Brockbank brought a payer and labor perspective to the discussion, drawn from her experience negotiating insurance coverage for union members. Brockbank and her team analyzed their member’s claims data alongside MedPAC’s site neutral payment recommendations and found the same service could cost twice as much or more, depending on the site of care. They estimated that hospital systems could break even at approximately 140% of Medicare rates and successfully negotiated payment caps of 150% of Medicare rates for certain services. When one large health system refused these terms, the union removed it from their preferred provider network, saving approximately $30 million dollars annually.

Miller added to this by citing legislative research from Texas, where they estimated the commercial break-even point at 115% of Medicare rates, while average commercial rates Texans were paying averaged 256%. He pointed to the National Academy for State Health Policy (NASHP) Hospital Cost Tool (HCT) as a key resource for assessing hospital financial performance and pricing benchmarks.

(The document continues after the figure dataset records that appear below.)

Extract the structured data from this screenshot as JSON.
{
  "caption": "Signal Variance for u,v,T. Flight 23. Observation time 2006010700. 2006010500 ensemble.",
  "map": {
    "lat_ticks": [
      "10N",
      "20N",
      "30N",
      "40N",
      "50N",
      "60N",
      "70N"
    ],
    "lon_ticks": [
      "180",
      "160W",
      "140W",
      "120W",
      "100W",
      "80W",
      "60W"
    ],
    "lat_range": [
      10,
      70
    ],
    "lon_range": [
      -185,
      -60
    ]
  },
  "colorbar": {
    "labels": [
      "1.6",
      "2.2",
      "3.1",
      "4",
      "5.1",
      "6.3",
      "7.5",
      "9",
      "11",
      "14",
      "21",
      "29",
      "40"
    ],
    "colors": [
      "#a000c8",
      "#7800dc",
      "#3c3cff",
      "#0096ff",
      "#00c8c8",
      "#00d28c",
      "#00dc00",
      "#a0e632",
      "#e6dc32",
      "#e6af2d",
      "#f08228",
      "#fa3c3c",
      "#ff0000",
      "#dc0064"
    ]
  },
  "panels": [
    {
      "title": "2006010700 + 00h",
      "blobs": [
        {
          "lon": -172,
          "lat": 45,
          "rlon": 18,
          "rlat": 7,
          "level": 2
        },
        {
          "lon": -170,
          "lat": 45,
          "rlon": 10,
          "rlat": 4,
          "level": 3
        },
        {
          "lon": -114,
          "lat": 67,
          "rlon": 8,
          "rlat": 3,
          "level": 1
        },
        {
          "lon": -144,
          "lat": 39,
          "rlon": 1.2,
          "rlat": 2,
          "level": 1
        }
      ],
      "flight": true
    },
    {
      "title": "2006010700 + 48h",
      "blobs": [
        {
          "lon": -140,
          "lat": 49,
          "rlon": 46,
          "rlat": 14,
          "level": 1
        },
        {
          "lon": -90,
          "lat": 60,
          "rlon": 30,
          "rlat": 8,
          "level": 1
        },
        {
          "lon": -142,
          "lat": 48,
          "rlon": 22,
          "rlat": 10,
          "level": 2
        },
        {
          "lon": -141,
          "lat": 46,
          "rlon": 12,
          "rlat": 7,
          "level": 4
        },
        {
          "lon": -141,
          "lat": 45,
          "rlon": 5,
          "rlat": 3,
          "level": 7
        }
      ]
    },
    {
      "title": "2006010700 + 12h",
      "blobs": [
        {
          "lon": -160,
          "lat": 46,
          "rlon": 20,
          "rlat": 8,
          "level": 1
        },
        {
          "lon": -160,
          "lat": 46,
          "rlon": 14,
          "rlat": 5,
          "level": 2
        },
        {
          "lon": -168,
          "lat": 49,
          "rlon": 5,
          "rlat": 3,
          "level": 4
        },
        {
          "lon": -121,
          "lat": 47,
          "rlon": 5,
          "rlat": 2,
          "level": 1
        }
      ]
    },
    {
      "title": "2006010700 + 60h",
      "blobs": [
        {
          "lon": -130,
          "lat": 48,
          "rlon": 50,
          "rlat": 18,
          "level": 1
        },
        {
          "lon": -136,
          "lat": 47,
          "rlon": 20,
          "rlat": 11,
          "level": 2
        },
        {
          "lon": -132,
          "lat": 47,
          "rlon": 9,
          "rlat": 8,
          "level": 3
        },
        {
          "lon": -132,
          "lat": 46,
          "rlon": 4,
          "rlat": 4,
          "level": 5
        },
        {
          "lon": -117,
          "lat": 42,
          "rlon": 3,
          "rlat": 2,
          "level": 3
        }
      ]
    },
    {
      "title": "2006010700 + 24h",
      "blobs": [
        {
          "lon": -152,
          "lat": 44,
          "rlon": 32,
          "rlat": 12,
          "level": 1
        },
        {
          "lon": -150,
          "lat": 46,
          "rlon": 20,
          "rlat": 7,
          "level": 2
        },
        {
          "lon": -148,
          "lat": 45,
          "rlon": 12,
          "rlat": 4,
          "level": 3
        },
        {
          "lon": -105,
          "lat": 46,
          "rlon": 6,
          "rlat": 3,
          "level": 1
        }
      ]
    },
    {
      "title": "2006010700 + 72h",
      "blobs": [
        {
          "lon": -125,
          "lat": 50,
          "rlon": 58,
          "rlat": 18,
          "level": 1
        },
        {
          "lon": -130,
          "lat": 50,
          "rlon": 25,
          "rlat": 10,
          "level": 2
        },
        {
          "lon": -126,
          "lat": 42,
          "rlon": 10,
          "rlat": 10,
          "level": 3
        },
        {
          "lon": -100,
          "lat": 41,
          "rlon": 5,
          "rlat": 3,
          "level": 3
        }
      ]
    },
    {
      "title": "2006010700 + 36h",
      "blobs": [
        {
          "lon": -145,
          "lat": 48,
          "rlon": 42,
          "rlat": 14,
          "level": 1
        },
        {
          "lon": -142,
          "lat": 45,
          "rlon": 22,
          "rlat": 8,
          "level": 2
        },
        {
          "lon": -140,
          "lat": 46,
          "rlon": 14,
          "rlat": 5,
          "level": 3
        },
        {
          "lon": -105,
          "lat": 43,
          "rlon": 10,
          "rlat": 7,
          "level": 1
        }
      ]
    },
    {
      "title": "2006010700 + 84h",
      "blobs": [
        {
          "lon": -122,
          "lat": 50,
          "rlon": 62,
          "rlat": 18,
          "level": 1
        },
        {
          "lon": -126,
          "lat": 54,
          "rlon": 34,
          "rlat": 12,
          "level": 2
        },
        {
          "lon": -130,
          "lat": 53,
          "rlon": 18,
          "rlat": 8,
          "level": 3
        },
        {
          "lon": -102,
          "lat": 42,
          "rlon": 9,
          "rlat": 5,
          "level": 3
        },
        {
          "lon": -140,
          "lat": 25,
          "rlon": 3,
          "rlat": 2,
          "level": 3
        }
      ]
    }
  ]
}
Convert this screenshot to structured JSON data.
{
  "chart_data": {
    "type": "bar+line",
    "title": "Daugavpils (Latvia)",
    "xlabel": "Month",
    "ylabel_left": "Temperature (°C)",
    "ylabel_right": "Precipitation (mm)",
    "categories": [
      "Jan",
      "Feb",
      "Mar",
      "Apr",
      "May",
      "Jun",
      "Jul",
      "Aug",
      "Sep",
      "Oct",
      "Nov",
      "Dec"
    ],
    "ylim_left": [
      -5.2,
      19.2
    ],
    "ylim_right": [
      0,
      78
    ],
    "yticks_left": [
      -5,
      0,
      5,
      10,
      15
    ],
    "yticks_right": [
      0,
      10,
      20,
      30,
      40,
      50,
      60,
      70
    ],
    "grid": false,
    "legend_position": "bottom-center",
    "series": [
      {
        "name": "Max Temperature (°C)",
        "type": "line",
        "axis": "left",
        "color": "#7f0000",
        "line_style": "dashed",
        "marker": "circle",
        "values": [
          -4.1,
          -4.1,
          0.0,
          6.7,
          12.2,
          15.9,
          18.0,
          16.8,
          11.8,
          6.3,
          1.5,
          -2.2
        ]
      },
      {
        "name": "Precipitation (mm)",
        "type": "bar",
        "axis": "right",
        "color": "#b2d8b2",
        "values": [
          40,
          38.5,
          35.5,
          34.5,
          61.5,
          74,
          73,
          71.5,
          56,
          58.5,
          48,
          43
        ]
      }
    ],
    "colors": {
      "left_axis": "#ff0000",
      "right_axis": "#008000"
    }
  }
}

Conclusion: The Argument for Site Neutrality

The discussion closed with the panel voicing their disagreement over commonly cited arguments against site neutrality. Panelists noted that hospitals often defend facility fees by claiming that this money is essential to subsidize lower reimbursement for Medicaid patients. They pointed out that Medicaid often represents a small share of a hospital’s overall payer mix, while the revenue generated from facility fees far exceeds any losses associated with low Medicaid reimbursement.